On June 21st, between 06:25 UTC and June 21st at 07:08 UTC, PagerDuty incident notifications and status updates were delayed. All delayed notifications and updates were delivered by 07:08 UTC.

What Happened

On June 21st, at approximately 06:25 UTC, our system experienced a sudden increase in traffic to the systems responsible for the scheduling and delivery of incident notifications along with status updates.  This was due to a wide-spread internet event that caused PagerDuty customers’ monitoring systems to generate a significantly higher-than-expected level of alerts. This elevated traffic stressed the services responsible for scheduling incident notifications and status updates past expected surge levels. 1.33% of incident notifications and 5.73% of status updates were delayed as a result.

Shortly after the surge decreased, our system was able to catch up to its expected processing levels. All queued incident notifications and status updates were processed and sent. New incident notifications and status updates were sent on time as of June 21st at 07:08 UTC.
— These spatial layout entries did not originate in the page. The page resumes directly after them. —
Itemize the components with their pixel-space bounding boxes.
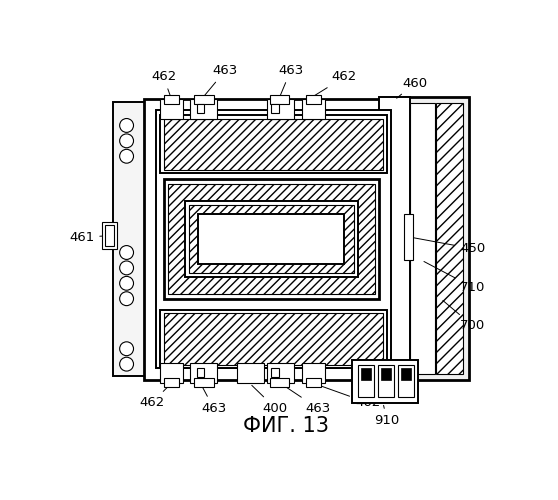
Text: 450: 450	[413, 238, 485, 255]
Bar	[198, 214, 344, 264]
Text: 700: 700	[443, 300, 485, 332]
Circle shape	[119, 118, 133, 132]
Bar	[194, 378, 214, 387]
Text: ФИГ. 13: ФИГ. 13	[243, 416, 329, 436]
Bar	[404, 97, 469, 380]
Text: 710: 710	[424, 262, 485, 294]
Bar	[381, 368, 392, 380]
Bar	[267, 98, 295, 119]
Text: 461: 461	[69, 230, 110, 243]
Bar	[271, 368, 279, 377]
Bar	[267, 362, 295, 384]
Bar	[160, 98, 183, 119]
Text: 910: 910	[374, 406, 400, 427]
Bar	[189, 205, 354, 274]
Bar	[302, 98, 325, 119]
Bar	[168, 184, 374, 294]
Bar	[306, 94, 321, 104]
Bar	[145, 98, 402, 380]
Text: 400: 400	[252, 386, 288, 414]
Text: 463: 463	[278, 64, 303, 96]
Text: 462: 462	[316, 384, 380, 409]
Bar	[270, 378, 289, 387]
Bar	[271, 104, 279, 113]
Circle shape	[119, 261, 133, 275]
Bar	[102, 222, 117, 248]
Bar	[379, 97, 410, 380]
Bar	[113, 102, 156, 376]
Bar	[160, 310, 387, 368]
Bar	[190, 362, 218, 384]
Circle shape	[119, 134, 133, 148]
Circle shape	[119, 276, 133, 290]
Bar	[163, 94, 179, 104]
Bar	[156, 110, 391, 368]
Circle shape	[119, 150, 133, 163]
Bar	[401, 368, 411, 380]
Bar	[398, 365, 414, 398]
Bar	[270, 94, 289, 104]
Text: 463: 463	[201, 386, 226, 414]
Bar	[358, 365, 374, 398]
Text: 462: 462	[312, 70, 357, 97]
Text: 463: 463	[283, 385, 330, 414]
Bar	[410, 103, 435, 374]
Circle shape	[119, 246, 133, 260]
Bar	[163, 314, 383, 365]
Circle shape	[119, 342, 133, 355]
Bar	[237, 362, 263, 384]
Text: 460: 460	[397, 76, 427, 98]
Bar	[360, 368, 372, 380]
Bar	[436, 103, 463, 374]
Text: 463: 463	[204, 64, 238, 96]
Circle shape	[119, 292, 133, 306]
Bar	[190, 98, 218, 119]
Bar	[404, 214, 413, 260]
Bar	[306, 378, 321, 387]
Bar	[160, 362, 183, 384]
Text: 462: 462	[151, 70, 176, 96]
Bar	[163, 378, 179, 387]
Circle shape	[119, 357, 133, 371]
Bar	[105, 225, 114, 246]
Bar	[352, 360, 417, 403]
Bar	[194, 94, 214, 104]
Bar	[302, 362, 325, 384]
Bar	[378, 365, 394, 398]
Bar	[196, 368, 204, 377]
Bar	[163, 118, 383, 170]
Bar	[185, 201, 358, 277]
Text: 462: 462	[140, 386, 169, 409]
Bar	[196, 104, 204, 113]
Bar	[160, 116, 387, 173]
Bar	[163, 180, 379, 298]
What Are We Doing About This

To prevent internet-wide events from affecting the delivery of incident notifications and status updates in the future we are actively reviewing database resource utilization to ensure proper surge capacity. We are also implementing additional monitoring to detect burst events such as these in the future. Both of which will allow us to better protect our customers from future surge events. 

We apologize for any inconvenience this has caused. For any questions, comments or concerns, please reach out to support@pagerduty.com

Posted Jul 18, 2022 - 06:05 UTC

Resolved
We have resolved an incident where PagerDuty customers in the US service region experienced issues with delayed incident notification deliveries. The issue is now resolved, and there is no ongoing impact to customers. Please reach out to support@pagerduty.com if you have any concerns.
Posted Jun 21, 2022 - 07:24 UTC
Monitoring
We have confirmed the recovery of any delays in incident notification delivery. Functionality has returned to normal for customers. We are continuing to monitor.
Posted Jun 21, 2022 - 07:18 UTC
Investigating
We are investigating potential issues with incident notifications deliverability. On confirmation, we will update with further impact and severity within 15 minutes.
Posted Jun 21, 2022 - 07:01 UTC
This incident affected: Notification Delivery (Notification Delivery (US)).